I'm in Des Moines. Got a manual Downloaded and I think I'm going to order the carb rebuild kit it's only $20 I couldn't believe how much crap has to come off just to get to the carb.


----------



## cammobruteforce750 (Oct 14, 2010)

lol ooh yeah definately not a 2 stroke.


----------



## SlurpJ (Oct 16, 2010)

Well I got the screw off with my $2 L screwdriver, some things just pay for themselves? Pulled the carb apart and really is pretty simple I guess looks can be deceiving sometimes! All in all it was pretty clean, some small stuff in the bottom of the bowl but I've ran much worse! Got my battery and couple oil filters to flush all the gas out the crankcase but the weekends over and it's on to work for the week, dammit. Hopefully I'll get her fired up next weekend and my fingers are crossed the bottom end isn't trashed. Just figured up my tab including the price of the atv and I'm at $136.58 so far!!!


----------



## rmax (Nov 21, 2009)

good luck with your project, sounds like a very sweet deal , let me know if you want your money back-lol


----------



## SlurpJ (Oct 16, 2010)

So I cleaned the carb and put it back on w/o rebuild kit because from what I read I need to play with the jetting anyways. So I go to yank on the pullstarter to try and circulate alittle oil and she pops off first pull! Engine sounds decent not hearing any bottom end noises anyways(not yet fingers crossed) the top end sounds like I'm hearing some rattles? Thats my best description anyway, is this normal? I'm thinking valves might need adjusted a bit. I've only had it running for about 10 minutes at a time but it wouldn't run w/o the choke on, Is this normal at 60 degrees? I've heard they take awhile to warm up but how long? Would richening the main jet help, if so what size? And how long should the KEBC run after shutting off the key? Lotta questions I know I thank you all in advance!!


----------



## gpinjason (Nov 10, 2009)

SlurpJ said:


> So I cleaned the carb and put it back on w/o rebuild kit because from what I read I need to play with the jetting anyways. So I go to yank on the pullstarter to try and circulate alittle oil and she pops off first pull! Engine sounds decent not hearing any bottom end noises anyways(not yet fingers crossed) the top end sounds like I'm hearing some rattles? Thats my best description anyway, is this normal? I'm thinking valves might need adjusted a bit. I've only had it running for about 10 minutes at a time but it wouldn't run w/o the choke on, Is this normal at 60 degrees? I've heard they take awhile to warm up but how long? Would richening the main jet help, if so what size? And how long should the KEBC run after shutting off the key? Lotta questions I know I thank you all in advance!!
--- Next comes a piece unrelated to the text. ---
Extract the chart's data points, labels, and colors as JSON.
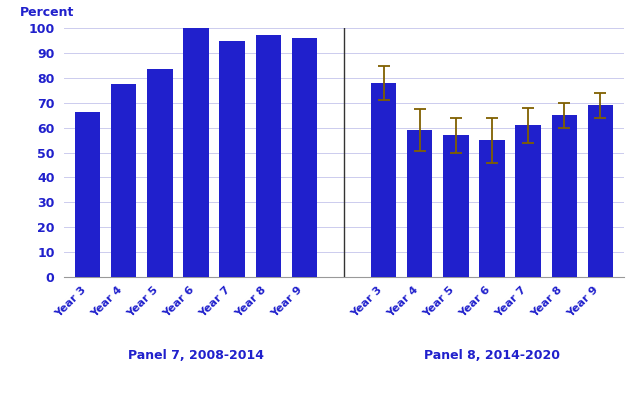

could be as simple as you need to adjust the idle screw a little bit... and the rattling... i guess it could be valves or maybe timing chain a little loose...(if it has one?) also not wanting to idle could be caused by valves...


----------



## lil'prairie (Oct 18, 2010)

What ever happened with the bike? I just got my quad back after a long move and I have the gas in the crank case problem and it won't idle. Curious as to what fixed this.


----------



## DaveMK1 (Nov 8, 2009)

lil'prairie said:


> What ever happened with the bike? I just got my quad back after a long move and I have the gas in the crank case problem and it won't idle. Curious as to what fixed this.


Chances are if your quad was layed up for a period of time your float got stuck open (if your bike is carburtrated) and you washed your cylinder walls with gas that in turn leaked to your crank case.


----------



## SlurpJ (Oct 16, 2010)

I think I got some sand that got caught and held the float open. It's a really clean quad bit there was some sand in the carb, as for the idling replace the pilot jet they have a very tiny hole that gets easily plugged especially of you run ethanol it'll gum them up. Mine was only $5 to replace give everything a good cleaning while your at it.


----------



## lil'prairie (Oct 18, 2010)

Thanks I appreciate you getting back to me.


----------



## foot0069 (Feb 4, 2011)

Hey y'all. Newbie here glad ta meet ya!!! I just got one of these as a fixer upper myself. Lookin at it the carb is just about the same as on my ol Bayou 300. I had a gas in the crankcase issue with that one bad. After tryin to make it work finally found a little gash in the float needle seat. Tried to burnish it out and put in a new valve no joy. These CVK carbs have a pressed in seat so there is no replacing it. Wound up with a new carby. Good luck if cleaning and or a new valve doesn't cure it get a good light and a magnifing glass and check out the seat.
Jim


----------